4. Last, but not least, these massive donors to the DLC and the demonicRats, are they, also, donors to the various enviral organizations like Club Sierra and other enviral organizations. These enviral organizations can serve as massive money launderers for these super rich demonicRats. You give 100,000 $ to one of the enviral organizations. They keep $20,000 and give the rest to their favorite senator like Boxer, Da$$hole or _______?. Then the envirals order their massive voting cults to vote for Boxer, Da$$hole or _________?.
Articles like this give me, the rare headaches that I get, and make me feel really angry.
Inspite of these discomforts, thank God for Free Republic and the great research people we have. People who find this stuff and get it posted. Then more great Freepers add their research to these threads.
They are against the evil greedy corporations, right?
Some old time sayings keep going through my head after all this Enron/Global Crossings cooked books/ debacles.
Like: "Honesty is the best policy" and "What a tangled web we weave when first we practice to deceive"
The Rats are simply better at corruption (practiced deception, payoffs, etc) than the Repubs.
They are also killers.
And these corporate bigwigs are as corrupt as the Dems....
Sick. Frankly, there is not much hope for our country now. IF there is, somebody please give me a pep talk...I need it.
Buck up, pal. The very fact that you are agonizing over this means there is hope.....as long as people like you are out there, there's hope. Don't despair, and go stick your head in the sand thinking there's nothing you can do. That would be a cause for hopelesness. Hang in there and keep posting.
Communists, facists, socialists and enviralists must have total control of the media and have the ability to spike or kill stories like this thread. Then if the story does get out, they must be able to spike those of us who pass on the story and comment on it.
Thanks to Free Republic and other conservative threads, that total control is gone. Just look at how Jeff Head's truth and reality re the NY Fire Fighters raising the flag stopped the left wing revisionists from pcing history.

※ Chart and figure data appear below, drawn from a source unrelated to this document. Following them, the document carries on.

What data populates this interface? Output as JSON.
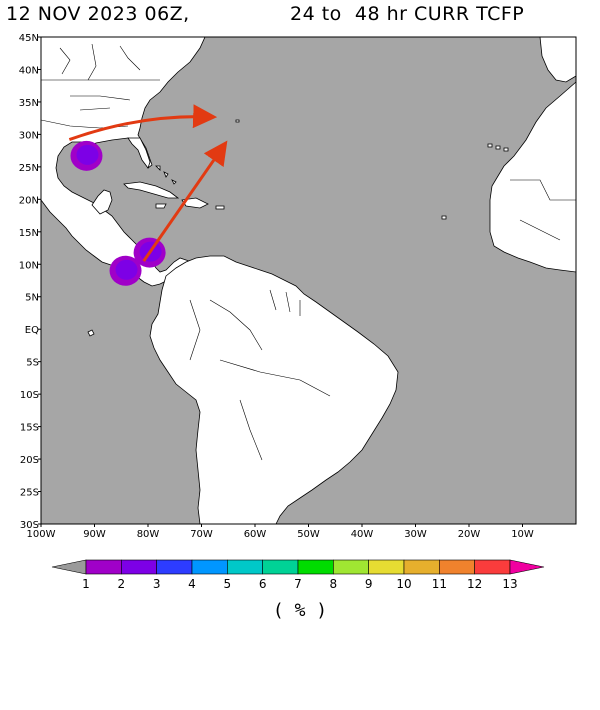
{
  "title": {
    "date": "12 NOV 2023 06Z,",
    "range": "24 to  48 hr CURR TCFP"
  },
  "colors": {
    "ocean": "#a6a6a6",
    "land": "#ffffff",
    "arrow": "#e23a12"
  },
  "map": {
    "projection": "cylindrical",
    "lon_range": [
      -100,
      0
    ],
    "lat_range": [
      -30,
      45
    ],
    "lat_labels": [
      "45N",
      "40N",
      "35N",
      "30N",
      "25N",
      "20N",
      "15N",
      "10N",
      "5N",
      "EQ",
      "5S",
      "10S",
      "15S",
      "20S",
      "25S",
      "30S"
    ],
    "lon_labels": [
      "100W",
      "90W",
      "80W",
      "70W",
      "60W",
      "50W",
      "40W",
      "30W",
      "20W",
      "10W"
    ],
    "probability_areas": [
      {
        "region": "Gulf of Mexico",
        "lon": -91.5,
        "lat": 26.7,
        "level": 2
      },
      {
        "region": "SW Caribbean",
        "lon": -79.7,
        "lat": 11.8,
        "level": 2
      },
      {
        "region": "Eastern Pacific",
        "lon": -84.2,
        "lat": 9.0,
        "level": 2
      }
    ],
    "motion_arrows": [
      {
        "from": [
          -94.7,
          29.2
        ],
        "to": [
          -68.2,
          32.7
        ]
      },
      {
        "from": [
          -80.8,
          10.5
        ],
        "to": [
          -65.8,
          28.3
        ]
      }
    ]
  },
  "colorbar": {
    "ticks": [
      "1",
      "2",
      "3",
      "4",
      "5",
      "6",
      "7",
      "8",
      "9",
      "10",
      "11",
      "12",
      "13"
    ],
    "colors": [
      "#9a9a9a",
      "#a000c8",
      "#7d00e6",
      "#2d3cff",
      "#0096ff",
      "#00c8c8",
      "#00d296",
      "#00dc00",
      "#a0e632",
      "#e6dc32",
      "#e6af2d",
      "#f0822d",
      "#fa3c3c",
      "#f000a0"
    ],
    "units": "( % )"
  }
}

Look at what is happening to CNN in just two years. I predict that they will gone or be only a minimalist organization when the 2004 elections start out and finish!

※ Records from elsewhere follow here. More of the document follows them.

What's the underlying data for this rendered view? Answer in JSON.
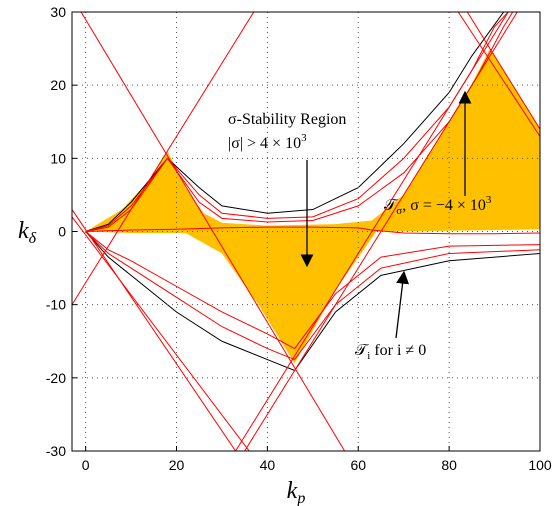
{
  "chart_data": {
    "type": "line",
    "xlabel": [
      "k",
      "p"
    ],
    "ylabel": [
      "k",
      "δ"
    ],
    "xlim": [
      -3,
      100
    ],
    "ylim": [
      -30,
      30
    ],
    "xticks": [
      0,
      20,
      40,
      60,
      80,
      100
    ],
    "yticks": [
      -30,
      -20,
      -10,
      0,
      10,
      20,
      30
    ],
    "grid": true,
    "annotations": [
      [
        "σ-Stability Region"
      ],
      [
        "|σ| > 4 × 10",
        "3"
      ],
      [
        "𝒯",
        "σ",
        ", σ = −4 × 10",
        "3"
      ],
      [
        "𝒯",
        "i",
        " for i ≠ 0"
      ]
    ],
    "series": [
      {
        "fill": "#ffc000",
        "x": [
          0,
          8,
          14,
          18,
          22,
          26,
          30,
          40,
          55,
          63,
          70,
          78,
          84,
          89,
          94,
          100,
          100,
          80,
          64,
          55,
          46,
          38,
          30,
          22,
          10,
          0
        ],
        "values": [
          0,
          3,
          7,
          11,
          6,
          2.5,
          1.2,
          0.8,
          1,
          1.5,
          5,
          13,
          19,
          25,
          20,
          14,
          0.3,
          0.1,
          0,
          -8,
          -18,
          -10,
          -3,
          -0.2,
          -0.2,
          0
        ]
      },
      {
        "color": "#000000",
        "x": [
          0,
          5,
          10,
          18,
          25,
          30,
          40,
          50,
          60,
          70,
          80,
          85,
          92
        ],
        "values": [
          0,
          1,
          4,
          10,
          6,
          3.5,
          2.5,
          3,
          6,
          12,
          19,
          24,
          30
        ]
      },
      {
        "color": "#ff0000",
        "x": [
          0,
          5,
          10,
          18,
          25,
          30,
          40,
          50,
          60,
          70,
          80,
          85,
          90,
          93
        ],
        "values": [
          0,
          0.8,
          3.5,
          10,
          5,
          2.5,
          1.8,
          2,
          4.5,
          10,
          17,
          22,
          28,
          30
        ]
      },
      {
        "color": "#ff0000",
        "x": [
          0,
          5,
          10,
          18,
          25,
          30,
          40,
          50,
          60,
          70,
          80,
          86,
          92,
          94
        ],
        "values": [
          0,
          0.6,
          3,
          10,
          4,
          1.8,
          1.3,
          1.5,
          3.5,
          8,
          15,
          21,
          28,
          30
        ]
      },
      {
        "color": "#ff0000",
        "x": [
          0,
          10,
          20,
          30,
          40,
          50,
          60,
          63,
          70,
          80,
          90,
          100
        ],
        "values": [
          0,
          0.2,
          0.3,
          0.5,
          0.6,
          0.6,
          0.5,
          0.2,
          -0.2,
          -0.3,
          -0.3,
          -0.2
        ]
      },
      {
        "color": "#000000",
        "x": [
          0,
          5,
          10,
          20,
          30,
          40,
          46,
          55,
          65,
          80,
          100
        ],
        "values": [
          0,
          -3.5,
          -6,
          -11,
          -15,
          -17.5,
          -19,
          -11,
          -6,
          -4,
          -3
        ]
      },
      {
        "color": "#ff0000",
        "x": [
          0,
          5,
          10,
          20,
          30,
          40,
          46,
          55,
          65,
          80,
          100
        ],
        "values": [
          0,
          -3,
          -5,
          -9,
          -13,
          -16,
          -17.5,
          -10,
          -5,
          -3,
          -2.5
        ]
      },
      {
        "color": "#ff0000",
        "x": [
          0,
          5,
          10,
          20,
          30,
          40,
          46,
          55,
          65,
          80,
          100
        ],
        "values": [
          0,
          -2.5,
          -4,
          -7.5,
          -11,
          -14,
          -16,
          -8.5,
          -3.5,
          -2,
          -1.8
        ]
      },
      {
        "color": "#ff0000",
        "x": [
          -1,
          57
        ],
        "values": [
          30,
          -30
        ]
      },
      {
        "color": "#ff0000",
        "x": [
          -3,
          33
        ],
        "values": [
          3,
          -30
        ]
      },
      {
        "color": "#ff0000",
        "x": [
          -3,
          36
        ],
        "values": [
          2,
          -30
        ]
      },
      {
        "color": "#ff0000",
        "x": [
          -3,
          37
        ],
        "values": [
          -10,
          30
        ]
      },
      {
        "color": "#ff0000",
        "x": [
          35,
          95
        ],
        "values": [
          -30,
          30
        ]
      },
      {
        "color": "#ff0000",
        "x": [
          33,
          93
        ],
        "values": [
          -30,
          30
        ]
      },
      {
        "color": "#ff0000",
        "x": [
          84,
          100
        ],
        "values": [
          30,
          14
        ]
      },
      {
        "color": "#ff0000",
        "x": [
          82,
          100
        ],
        "values": [
          30,
          13
        ]
      }
    ]
  }
}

We have won a lot of significant battles and more to come.
I hope that you are a regular monthly donor to Free Republic to ensure that it stays viable as our tool and weapon against the left wing maggot infest media.
So donate to Free Republic on a monthly basis, stay positive and help us win more battles in 2002!
Truth is, it's pretty d*&% easy to find connections to top Dems. and their intersts, isn't it? A child could find this information, yet the press chooses to report only one side of the story....and that, simply allegations based on Dem. talking points.
My headache cure: read a Rumsfeld press briefing....and then "be like Donald," say "bunk," firmly and patiently explain the facts...day after day to the press. (^:
Landru, if it's any consolation....grace comes through longsuffering. The Dems. may get their way (and the world, going down that path of least resistance it is rather inevitable), but they will not be happy if they do....
"what is a man profited, if he shall gain the whole world, and lose his own soul?" - God.
One person armed with faith can move mountains. Wherever we end up, we will be o.k.(^:
Another good article about a few DLC supporting financial institutions...Citigroup, Bank of America, the usual Clinton cronies.